Jason Boleman//August 23, 2021//
Roanoke County Circuit Judge Charles N. Dorsey ordered the removal of a Confederate statue from the front of the Roanoke County courthouse last month.
And if the statue isn’t moved, the court must be moved to a different location, he said.
The judge’s action is the latest skirmish in the ongoing fight over Confederate symbols at Virginia courthouses.
The Southern Poverty Law Center has identified 60 courthouses across the commonwealth that have a soldier statue or other memorials to those who fought for the Confederacy during the Civil War.
Last year, a lawyer defending a Black man convicted of drug charges sought to raise “the Confederate defense,” arguing that a jury was influenced by the Confederate statue outside the Giles County courthouse when it gave a sentence well over the commonwealth’s sentencing guidelines.
In Salem, site of the Roanoke County courthouse, a Confederate soldier statue sits in front of the old courthouse, on the corner of Main Street and College Avenue.
The current courthouse is adjacent to the old courthouse, which is now used as a classroom building by Roanoke College. Roanoke College has offered to fund the removal of the statue and started the Not Our Monument Project to “[create] a space for current students, faculty, and staff to react and respond to the presence of the Confederate monument on our campus.” The project aims to use the feedback to contextualize the monument.
But the land where the statue sits is county property and it is right next to the present modern courthouse.
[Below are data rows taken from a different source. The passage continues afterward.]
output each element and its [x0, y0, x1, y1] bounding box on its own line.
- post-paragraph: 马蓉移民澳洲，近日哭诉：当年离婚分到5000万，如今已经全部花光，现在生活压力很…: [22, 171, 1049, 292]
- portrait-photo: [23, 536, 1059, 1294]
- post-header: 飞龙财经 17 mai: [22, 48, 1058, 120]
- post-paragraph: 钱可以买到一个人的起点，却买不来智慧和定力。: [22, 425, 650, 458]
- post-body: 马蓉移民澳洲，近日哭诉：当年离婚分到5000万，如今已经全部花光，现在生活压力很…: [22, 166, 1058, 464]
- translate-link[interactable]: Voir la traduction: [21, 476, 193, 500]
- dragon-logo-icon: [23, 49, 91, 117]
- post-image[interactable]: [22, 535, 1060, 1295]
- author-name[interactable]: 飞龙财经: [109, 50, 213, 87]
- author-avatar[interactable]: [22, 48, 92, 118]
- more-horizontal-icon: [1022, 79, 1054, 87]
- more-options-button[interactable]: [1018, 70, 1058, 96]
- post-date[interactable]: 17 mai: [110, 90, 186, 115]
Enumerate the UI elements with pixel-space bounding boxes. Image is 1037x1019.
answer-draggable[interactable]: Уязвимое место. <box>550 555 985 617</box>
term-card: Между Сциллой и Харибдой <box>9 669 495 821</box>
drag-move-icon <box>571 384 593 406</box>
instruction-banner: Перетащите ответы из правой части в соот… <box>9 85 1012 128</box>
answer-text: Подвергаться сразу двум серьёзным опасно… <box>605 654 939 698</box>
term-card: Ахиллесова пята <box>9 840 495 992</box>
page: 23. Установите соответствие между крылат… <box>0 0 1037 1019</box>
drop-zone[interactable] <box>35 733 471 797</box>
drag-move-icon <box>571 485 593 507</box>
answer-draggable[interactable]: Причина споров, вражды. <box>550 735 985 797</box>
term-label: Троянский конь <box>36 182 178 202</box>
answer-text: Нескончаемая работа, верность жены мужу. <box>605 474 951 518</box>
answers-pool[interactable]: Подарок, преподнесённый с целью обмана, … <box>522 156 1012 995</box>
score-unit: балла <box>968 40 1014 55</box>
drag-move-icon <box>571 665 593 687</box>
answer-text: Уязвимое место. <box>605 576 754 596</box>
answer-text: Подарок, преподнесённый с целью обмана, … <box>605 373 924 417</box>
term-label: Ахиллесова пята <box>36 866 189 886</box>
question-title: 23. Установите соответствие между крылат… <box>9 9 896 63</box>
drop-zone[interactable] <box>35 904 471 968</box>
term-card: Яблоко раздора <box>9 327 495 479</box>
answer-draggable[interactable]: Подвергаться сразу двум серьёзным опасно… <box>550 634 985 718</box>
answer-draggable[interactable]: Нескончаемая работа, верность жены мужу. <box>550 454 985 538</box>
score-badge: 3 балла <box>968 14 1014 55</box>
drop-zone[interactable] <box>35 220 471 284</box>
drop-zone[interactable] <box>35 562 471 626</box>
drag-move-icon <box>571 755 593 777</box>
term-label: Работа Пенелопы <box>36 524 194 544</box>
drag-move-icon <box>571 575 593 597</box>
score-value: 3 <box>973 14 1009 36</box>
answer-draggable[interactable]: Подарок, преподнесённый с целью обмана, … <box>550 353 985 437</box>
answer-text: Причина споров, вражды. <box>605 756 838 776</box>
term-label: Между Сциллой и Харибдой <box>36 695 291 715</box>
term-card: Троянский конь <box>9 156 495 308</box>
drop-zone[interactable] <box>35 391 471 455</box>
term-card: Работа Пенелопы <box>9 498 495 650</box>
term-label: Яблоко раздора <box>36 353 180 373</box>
Dorsey found that unacceptable.
In a July 8 order, Dorsey wrote, “In this instance, the Court certifies that the continued presence of the confederate monument, in its present location on Roanoke County property, and with its present content, obstructs the proper administration of justice in the Roanoke County Courthouse.”
In making his decision, Dorsey said the court would be unable to operate in the future with the statue present, saying either the court must be moved to a different location or the statue removed.
“The lesser hardship of these two options is the removal of the confederate monument,” Dorsey wrote. “The Court further finds that any inconvenience in accomplishing this goal is small compared to the rights involved in the administration of justice.”
According to an etching on the back of the monument, the statue, which depicts a Confederate infantryman, was erected by the United Daughters of the Confederacy, or UDC, in 1909 in memory of the Confederate soldiers of Roanoke County.
According to the Southern Poverty Law Center study of Virginia monuments, the UDC sponsored or co-sponsored 27 monuments in front of courthouses.
When Roanoke College purchased the old courthouse in 1987, the plot containing the monument was not part of the purchase agreement, leaving the monument under county control. As such, moving the statue requires board approval.
Roanoke County Attorney Peter Lubeck said in an email on Aug. 17 that the Roanoke County Board of Supervisors “is presently considering the good Judge’s order, and potential next steps forward.”
In a June 29 letter to Dorsey, Roanoke County Board of Supervisors Chairman Jason Peters wrote that the board “would like to be able to fully consider, with the public, all potential options before deciding on a course of action.”
Dorsey’s order says the court will defer taking additional formal action on the issue until Jan. 2, 2022, unless addressed by intervening court order.
Symbols convey the power of meaning. No one would suggest a Confederate flag or monument has any place in a courtroom,” said Judge Charles N. Dorsey. “The meaning conveyed by this statue due to its proximity to the Roanoke County Courthouse and being on Roanoke County property is, likewise, completely antithetical to the proper administration of justice.
Attached to the order is a letter from Dorsey to Peters. Dated June 23, the letter details Dorsey’s reasoning for taking this stance as well. “There is a legal, intellectual, and moral imperative to move this statue with all deliberate speed,” he said.
“Symbols convey the power of meaning. No one would suggest a Confederate flag or monument has any place in a courtroom,” Dorsey wrote in the letter. “The meaning conveyed by this statue due to its proximity to the Roanoke County Courthouse and being on Roanoke County property is, likewise, completely antithetical to the proper administration of justice.” Dorsey added that it is “shameful” to expect the legal professionals of Roanoke County “to continue that service to the public in the shadow of a Confederate monument that is not 40 yards from the exterior wall of the present courthouse.”
Dorsey’s letter also details the history of the Civil War as well as post-war monuments to the Confederacy. Citing multiple historians, Dorsey states that slavery was the primary cause of the Civil War and that monuments built after the war’s end are “tied to the mythology of the Lost Cause – the way many white Americans have chosen to view history following the Civil War.”
“In order to make this part of the judicial system of Virginia more legitimate to all those whom we serve, this small statue with its large, ugly message must be removed,” Dorsey wrote.